Tambell dio media vuelta y vio el dispositivo flotando varios niveles más abajo, moviéndose de un lado a otro, como si estuviera confuso, buscando algo en la multitud. Frunció el ceño y se volvió hacia Aalia encogiéndose de hombros con indiferencia.
-No hay problema. Lo atraparemos más tarde.
Tal vez para entonces ya habría pensado alguna excusa para explicar la participación del muchacho en todo esto. Algo que no mencionase a los Jedi, ni ninguna Fuerza extraña. No es que él creyera en tales supersticiones, por supuesto. Pero no tenía sentido siquiera mencionarlo a sus superiores. Sólo serviría para meterlo en problemas.

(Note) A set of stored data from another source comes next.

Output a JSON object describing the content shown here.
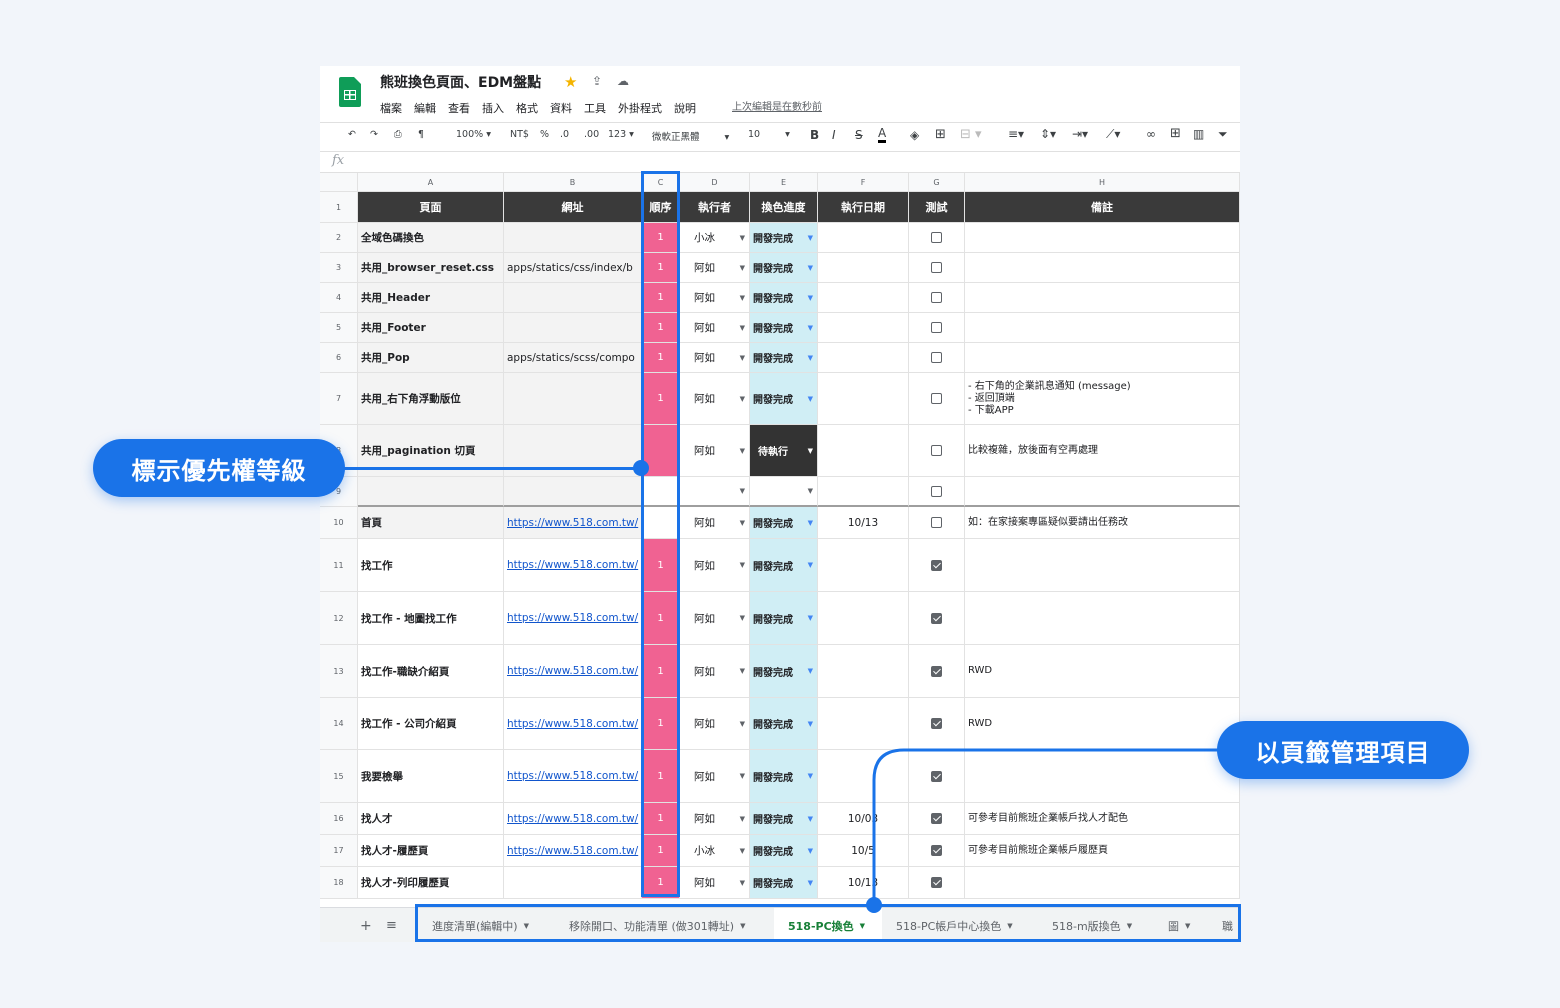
{
  "doc": {
    "title": "熊班換色頁面、EDM盤點",
    "star_icon": "star-icon",
    "menu": [
      "檔案",
      "編輯",
      "查看",
      "插入",
      "格式",
      "資料",
      "工具",
      "外掛程式",
      "說明"
    ],
    "last_edit": "上次編輯是在數秒前"
  },
  "toolbar": {
    "zoom": "100%",
    "currency": "NT$",
    "percent": "%",
    "dec_dec": ".0",
    "dec_inc": ".00",
    "format": "123",
    "font": "微軟正黑體",
    "font_size": "10",
    "bold": "B",
    "italic": "I",
    "strike": "S",
    "text_color": "A"
  },
  "formula_bar": {
    "fx": "fx"
  },
  "columns": [
    "A",
    "B",
    "C",
    "D",
    "E",
    "F",
    "G",
    "H"
  ],
  "headers": [
    "頁面",
    "網址",
    "順序",
    "執行者",
    "換色進度",
    "執行日期",
    "測試",
    "備註"
  ],
  "rows": [
    {
      "num": "2",
      "page": "全域色碼換色",
      "url": "",
      "order": "1",
      "owner": "小冰",
      "status": "開發完成",
      "date": "",
      "checked": false,
      "note": ""
    },
    {
      "num": "3",
      "page": "共用_browser_reset.css",
      "url": "apps/statics/css/index/b",
      "order": "1",
      "owner": "阿如",
      "status": "開發完成",
      "date": "",
      "checked": false,
      "note": ""
    },
    {
      "num": "4",
      "page": "共用_Header",
      "url": "",
      "order": "1",
      "owner": "阿如",
      "status": "開發完成",
      "date": "",
      "checked": false,
      "note": ""
    },
    {
      "num": "5",
      "page": "共用_Footer",
      "url": "",
      "order": "1",
      "owner": "阿如",
      "status": "開發完成",
      "date": "",
      "checked": false,
      "note": ""
    },
    {
      "num": "6",
      "page": "共用_Pop",
      "url": "apps/statics/scss/compo",
      "order": "1",
      "owner": "阿如",
      "status": "開發完成",
      "date": "",
      "checked": false,
      "note": ""
    },
    {
      "num": "7",
      "page": "共用_右下角浮動版位",
      "url": "",
      "order": "1",
      "owner": "阿如",
      "status": "開發完成",
      "date": "",
      "checked": false,
      "note": "- 右下角的企業訊息通知 (message)\n- 返回頂端\n- 下載APP"
    },
    {
      "num": "8",
      "page": "共用_pagination 切頁",
      "url": "",
      "order": "",
      "owner": "阿如",
      "status": "待執行",
      "date": "",
      "checked": false,
      "note": "比較複雜，放後面有空再處理"
    },
    {
      "num": "9",
      "page": "",
      "url": "",
      "order": "",
      "owner": "",
      "status": "",
      "date": "",
      "checked": false,
      "note": ""
    },
    {
      "num": "10",
      "page": "首頁",
      "url": "https://www.518.com.tw/",
      "order": "",
      "owner": "阿如",
      "status": "開發完成",
      "date": "10/13",
      "checked": false,
      "note": "如：在家接案專區疑似要請出任務改"
    },
    {
      "num": "11",
      "page": "找工作",
      "url": "https://www.518.com.tw/",
      "order": "1",
      "owner": "阿如",
      "status": "開發完成",
      "date": "",
      "checked": true,
      "note": ""
    },
    {
      "num": "12",
      "page": "找工作 - 地圖找工作",
      "url": "https://www.518.com.tw/",
      "order": "1",
      "owner": "阿如",
      "status": "開發完成",
      "date": "",
      "checked": true,
      "note": ""
    },
    {
      "num": "13",
      "page": "找工作-職缺介紹頁",
      "url": "https://www.518.com.tw/",
      "order": "1",
      "owner": "阿如",
      "status": "開發完成",
      "date": "",
      "checked": true,
      "note": "RWD"
    },
    {
      "num": "14",
      "page": "找工作 - 公司介紹頁",
      "url": "https://www.518.com.tw/",
      "order": "1",
      "owner": "阿如",
      "status": "開發完成",
      "date": "",
      "checked": true,
      "note": "RWD"
    },
    {
      "num": "15",
      "page": "我要檢舉",
      "url": "https://www.518.com.tw/",
      "order": "1",
      "owner": "阿如",
      "status": "開發完成",
      "date": "",
      "checked": true,
      "note": ""
    },
    {
      "num": "16",
      "page": "找人才",
      "url": "https://www.518.com.tw/",
      "order": "1",
      "owner": "阿如",
      "status": "開發完成",
      "date": "10/03",
      "checked": true,
      "note": "可參考目前熊班企業帳戶找人才配色"
    },
    {
      "num": "17",
      "page": "找人才-履歷頁",
      "url": "https://www.518.com.tw/",
      "order": "1",
      "owner": "小冰",
      "status": "開發完成",
      "date": "10/5",
      "checked": true,
      "note": "可參考目前熊班企業帳戶履歷頁"
    },
    {
      "num": "18",
      "page": "找人才-列印履歷頁",
      "url": "",
      "order": "1",
      "owner": "阿如",
      "status": "開發完成",
      "date": "10/13",
      "checked": true,
      "note": ""
    }
  ],
  "sheet_tabs": {
    "add": "+",
    "list": "≡",
    "tabs": [
      "進度清單(編輯中)",
      "移除開口、功能清單 (做301轉址)",
      "518-PC換色",
      "518-PC帳戶中心換色",
      "518-m版換色",
      "圖",
      "職"
    ],
    "active_index": 2
  },
  "callouts": {
    "priority": "標示優先權等級",
    "tabs": "以頁籤管理項目"
  },
  "colors": {
    "accent": "#1a73e8",
    "priority_pink": "#f06292",
    "status_cyan": "#d0eef5",
    "header_dark": "#3a3a3a",
    "active_tab_green": "#188038"
  }
}
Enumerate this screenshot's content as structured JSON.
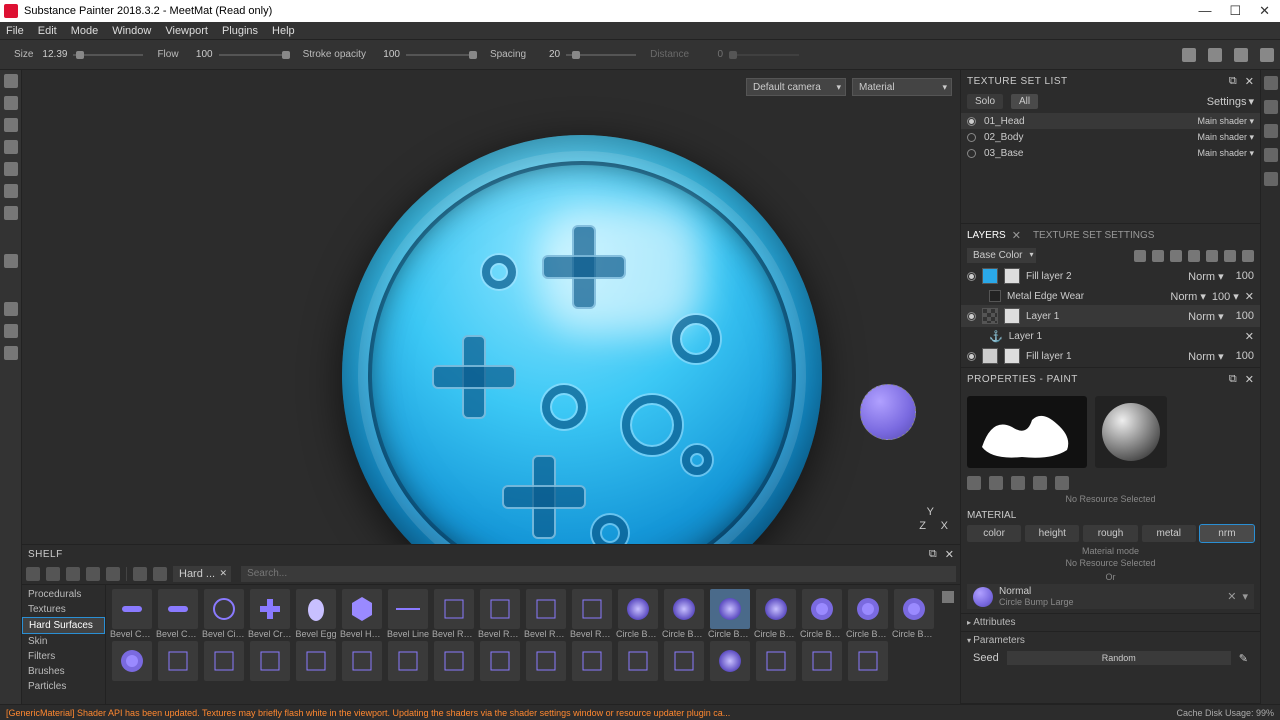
{
  "app": {
    "title": "Substance Painter 2018.3.2 - MeetMat (Read only)"
  },
  "menu": [
    "File",
    "Edit",
    "Mode",
    "Window",
    "Viewport",
    "Plugins",
    "Help"
  ],
  "brush": {
    "size_label": "Size",
    "size": "12.39",
    "flow_label": "Flow",
    "flow": "100",
    "opacity_label": "Stroke opacity",
    "opacity": "100",
    "spacing_label": "Spacing",
    "spacing": "20",
    "distance_label": "Distance",
    "distance": "0"
  },
  "viewport": {
    "camera": "Default camera",
    "mode": "Material"
  },
  "texture_set": {
    "title": "TEXTURE SET LIST",
    "solo": "Solo",
    "all": "All",
    "settings": "Settings",
    "items": [
      {
        "name": "01_Head",
        "shader": "Main shader",
        "active": true
      },
      {
        "name": "02_Body",
        "shader": "Main shader",
        "active": false
      },
      {
        "name": "03_Base",
        "shader": "Main shader",
        "active": false
      }
    ]
  },
  "layers": {
    "tab1": "LAYERS",
    "tab2": "TEXTURE SET SETTINGS",
    "channel": "Base Color",
    "items": [
      {
        "name": "Fill layer 2",
        "blend": "Norm",
        "op": "100",
        "color": "#2aa8e8",
        "effects": [
          {
            "name": "Metal Edge Wear",
            "blend": "Norm",
            "op": "100"
          }
        ]
      },
      {
        "name": "Layer 1",
        "blend": "Norm",
        "op": "100",
        "selected": true,
        "sub": [
          {
            "name": "Layer 1"
          }
        ]
      },
      {
        "name": "Fill layer 1",
        "blend": "Norm",
        "op": "100",
        "color": "#cccccc"
      }
    ]
  },
  "properties": {
    "title": "PROPERTIES - PAINT",
    "no_resource": "No Resource Selected",
    "material": "MATERIAL",
    "channels": [
      "color",
      "height",
      "rough",
      "metal",
      "nrm"
    ],
    "active_channel": 4,
    "mat_mode": "Material mode",
    "or": "Or",
    "normal": {
      "label": "Normal",
      "sub": "Circle Bump Large"
    },
    "attributes": "Attributes",
    "parameters": "Parameters",
    "seed_label": "Seed",
    "random": "Random"
  },
  "shelf": {
    "title": "SHELF",
    "chip": "Hard ...",
    "search_placeholder": "Search...",
    "cats": [
      "Procedurals",
      "Textures",
      "Hard Surfaces",
      "Skin",
      "Filters",
      "Brushes",
      "Particles"
    ],
    "cat_sel": 2,
    "items_row1": [
      "Bevel Capsule",
      "Bevel Caps...",
      "Bevel Circle",
      "Bevel Cross",
      "Bevel Egg",
      "Bevel Hexa...",
      "Bevel Line",
      "Bevel Recta...",
      "Bevel Recta...",
      "Bevel Recta...",
      "Bevel Recta...",
      "Circle Bump",
      "Circle Bum...",
      "Circle Bum...",
      "Circle Bum...",
      "Circle Button",
      "Circle Butto...",
      "Circle Butto..."
    ],
    "sel_item": 13
  },
  "status": {
    "error": "[GenericMaterial] Shader API has been updated. Textures may briefly flash white in the viewport. Updating the shaders via the shader settings window or resource updater plugin ca...",
    "cache": "Cache Disk Usage:    99%"
  }
}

Y mientras tanto, tenían a Aalia.
Después de cuatro largos años, finalmente la tenían. Sonrió con satisfacción, sacó un par de esposas de su cinturón y se las entregó a Rizz.
-¿Es realmente necesario? -preguntó Aalia con altivez.
-No -le dijo Rizz, ajustándoselas alrededor de las muñecas de todos modos. Los espectadores les miraron con curiosidad a medida que desfilaban por las escaleras, y Tambell volvió a echar un vistazo a la tribuna por si localizaba a Reye.
Bueno, pensó. El chico era demasiado tonto para eludirles durante mucho tiempo. Por otra parte, le había parecido demasiado tonto para eludirles sin más...
Tambell se encogió de hombros. Se preocuparía de eso más tarde. Ignorando la feroz mirada verde de Aalia, pulsó su comunicador, llamó al despacho y solicitó una recogida de prisioneros.